Labels to Strangle Internet Radio?
After two years of battling downloading sites such as Napster, Morpheus and Kazaa, the music industry has opened a new front in its Internet war: Web radio. During the past few years, webcasters — from major outlets such as Radio Free Virgin to tiny operations such as the all-porpo-soundtrack station Fluffertra X — have quietly built a huge new audience: An estimated 25 million listeners tune in to 10,000 different stations.
Now, record companies have proposed a new set of royalty rates and regulations that could drive many of these independent webcasters off the air. “There’s no question in my mind that this will put people out of business,” says Will Lewis, a management consultant for listener-supported KCRW-FM, in Santa Monica, California.

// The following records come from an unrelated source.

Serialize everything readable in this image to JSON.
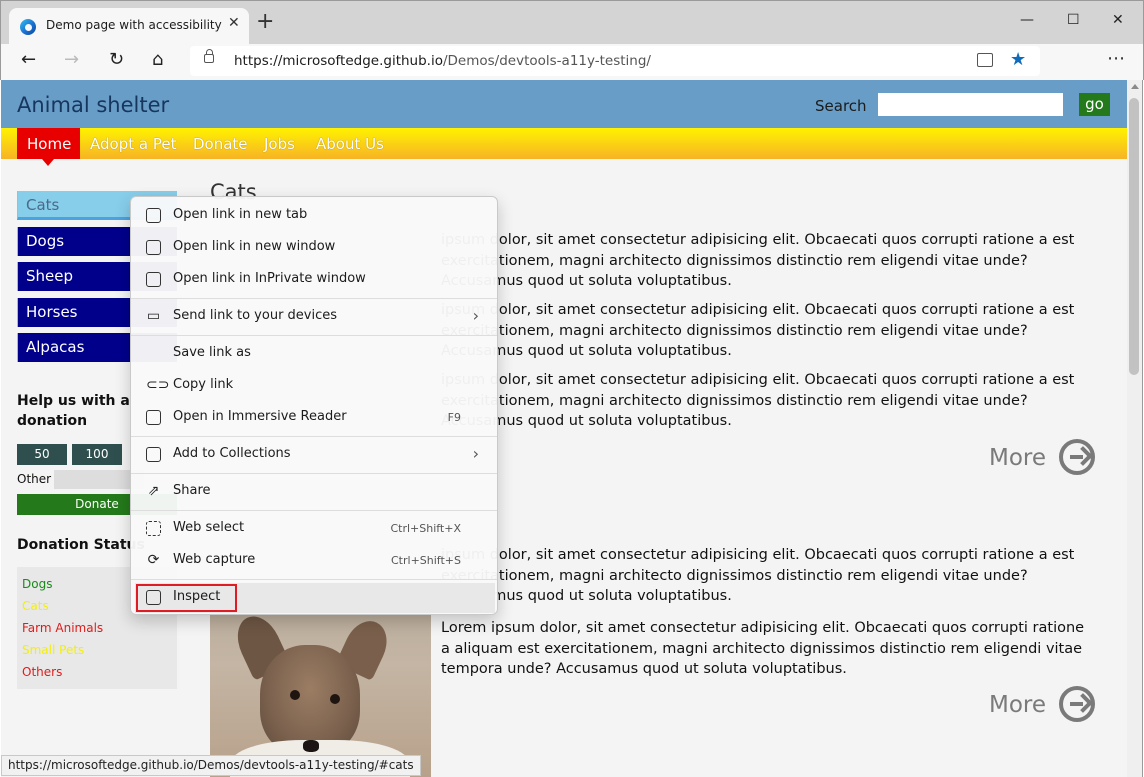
{
  "browser": {
    "tab_title": "Demo page with accessibility issues",
    "tab_close": "✕",
    "new_tab": "+",
    "window_controls": {
      "minimize": "—",
      "maximize": "☐",
      "close": "✕"
    },
    "nav": {
      "back": "←",
      "forward": "→",
      "refresh": "↻",
      "home": "⌂"
    },
    "url_host": "https://microsoftedge.github.io",
    "url_path": "/Demos/devtools-a11y-testing/",
    "more": "⋯",
    "favorite": "★",
    "status_url": "https://microsoftedge.github.io/Demos/devtools-a11y-testing/#cats"
  },
  "page": {
    "site_title": "Animal shelter",
    "search_label": "Search",
    "go_label": "go",
    "nav": [
      "Home",
      "Adopt a Pet",
      "Donate",
      "Jobs",
      "About Us"
    ],
    "sidenav": [
      "Cats",
      "Dogs",
      "Sheep",
      "Horses",
      "Alpacas"
    ],
    "help_heading": "Help us with a donation",
    "amounts": [
      "50",
      "100"
    ],
    "other_label": "Other",
    "donate_label": "Donate",
    "status_heading": "Donation Status",
    "status_items": [
      {
        "label": "Dogs",
        "color": "#1a8a1a"
      },
      {
        "label": "Cats",
        "color": "#f4f000"
      },
      {
        "label": "Farm Animals",
        "color": "#e01b1b"
      },
      {
        "label": "Small Pets",
        "color": "#f4f000"
      },
      {
        "label": "Others",
        "color": "#e01b1b"
      }
    ],
    "content_heading": "Cats",
    "paragraphs": [
      "ipsum dolor, sit amet consectetur adipisicing elit. Obcaecati quos corrupti ratione a est exercitationem, magni architecto dignissimos distinctio rem eligendi vitae unde? Accusamus quod ut soluta voluptatibus.",
      "ipsum dolor, sit amet consectetur adipisicing elit. Obcaecati quos corrupti ratione a est exercitationem, magni architecto dignissimos distinctio rem eligendi vitae unde? Accusamus quod ut soluta voluptatibus.",
      "ipsum dolor, sit amet consectetur adipisicing elit. Obcaecati quos corrupti ratione a est exercitationem, magni architecto dignissimos distinctio rem eligendi vitae unde? Accusamus quod ut soluta voluptatibus.",
      "ipsum dolor, sit amet consectetur adipisicing elit. Obcaecati quos corrupti ratione a est exercitationem, magni architecto dignissimos distinctio rem eligendi vitae unde? Accusamus quod ut soluta voluptatibus.",
      "Lorem ipsum dolor, sit amet consectetur adipisicing elit. Obcaecati quos corrupti ratione a aliquam est exercitationem, magni architecto dignissimos distinctio rem eligendi vitae tempora unde? Accusamus quod ut soluta voluptatibus."
    ],
    "more_label": "More"
  },
  "context_menu": {
    "items": [
      {
        "label": "Open link in new tab",
        "icon": "new-tab-icon",
        "shortcut": "",
        "submenu": false
      },
      {
        "label": "Open link in new window",
        "icon": "new-window-icon",
        "shortcut": "",
        "submenu": false
      },
      {
        "label": "Open link in InPrivate window",
        "icon": "inprivate-icon",
        "shortcut": "",
        "submenu": false
      },
      {
        "label": "Send link to your devices",
        "icon": "devices-icon",
        "shortcut": "",
        "submenu": true
      },
      {
        "label": "Save link as",
        "icon": "",
        "shortcut": "",
        "submenu": false
      },
      {
        "label": "Copy link",
        "icon": "link-icon",
        "shortcut": "",
        "submenu": false
      },
      {
        "label": "Open in Immersive Reader",
        "icon": "immersive-reader-icon",
        "shortcut": "F9",
        "submenu": false
      },
      {
        "label": "Add to Collections",
        "icon": "collections-icon",
        "shortcut": "",
        "submenu": true
      },
      {
        "label": "Share",
        "icon": "share-icon",
        "shortcut": "",
        "submenu": false
      },
      {
        "label": "Web select",
        "icon": "web-select-icon",
        "shortcut": "Ctrl+Shift+X",
        "submenu": false
      },
      {
        "label": "Web capture",
        "icon": "web-capture-icon",
        "shortcut": "Ctrl+Shift+S",
        "submenu": false
      },
      {
        "label": "Inspect",
        "icon": "inspect-icon",
        "shortcut": "",
        "submenu": false
      }
    ],
    "highlighted": "Inspect",
    "submenu_arrow": "›"
  },
  "colors": {
    "header_bg": "#689dc8",
    "nav_active": "#e80000",
    "sidenav_bg": "#00008b",
    "accent_green": "#247a1b",
    "highlight_outline": "#e01b24"
  }
}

For fans of cutting-edge music seeking relief from the monolithic programming of commercial rock radio, the Internet has been a little bit of heaven, making unique local programming from around the country as close as their computers. Research firm GartnerG2 says fifteen percent of all Internet users tune in to Web radio. And they are loyal. According to MeasureCast, a company that monitors Internet radio, the average Web listener tunes in for four hours a day.
Web surfers who regularly listen to the popular online version of The New Afternoon Show, a daily dose of new independent and import recordings broadcast daily on New York’s WNYU-FM, got a glimpse of the future when the station suspended its webcasts in early April in anticipation of costs associated with the new rules. Other stations are following suit, and many fear the proposed rules will deal thousands of webcasters a death blow.
“The royalties are three and four times their gross revenues,” says Jonathan Potter, executive director of the Digital Media Association, a Washington, D.C., trade and lobbying group whose members include the major commercial webcasters as well as smaller outlets. Potter questions the decision by the Recording Industry Association of America, the record labels’ lobby group, to seek royalties from tiny mom-and-pop webcasters who post programming for the fun of it. “These people are doing it because they love it, not to make money. It’s just remarkable the way the record industry continues to alienate its best customers.”
The new regulations won initial approval largely through the lobbying efforts of the RIAA, and will be decided on by the Librarian of Congress by the end of May. The change is a result of 1998’s Digital Millennium Copyright Act, which, among other things, granted record companies and artists the right to be paid an additional royalty whenever their recordings are played on Internet radio. Unlike existing royalties paid to songwriters and music publishers, which are based on annual licensing fees, the royalties webcasters would have to pay record companies and performers would be figured on a per-song and per-listener basis. The fee — 14/100ths of a cent — sounds minuscule but quickly adds up to a much higher figure than the set fee paid to songwriters and music publishers. And while many webcasters say they are not opposed to paying the royalty, they complain that the rate and the cost of complying with the rules, which were proposed in February by a Copyright Arbitration Royalty Panel, will bankrupt them.
“If they were going to try and say that 100 percent of the music we program is subject to RIAA fees, our royalty bill would be about $30,000 a year,” says Ken Freedman, station manager of WFMU-FM, in Jersey City, New Jersey. Because the royalty rate would be retroactive to 1998, when the DMCA was passed, Freedman says his station could be looking at a bill of $120,000 — an enormous load for an independent, non-commercial outlet whose total operating budget is $700,000 a year.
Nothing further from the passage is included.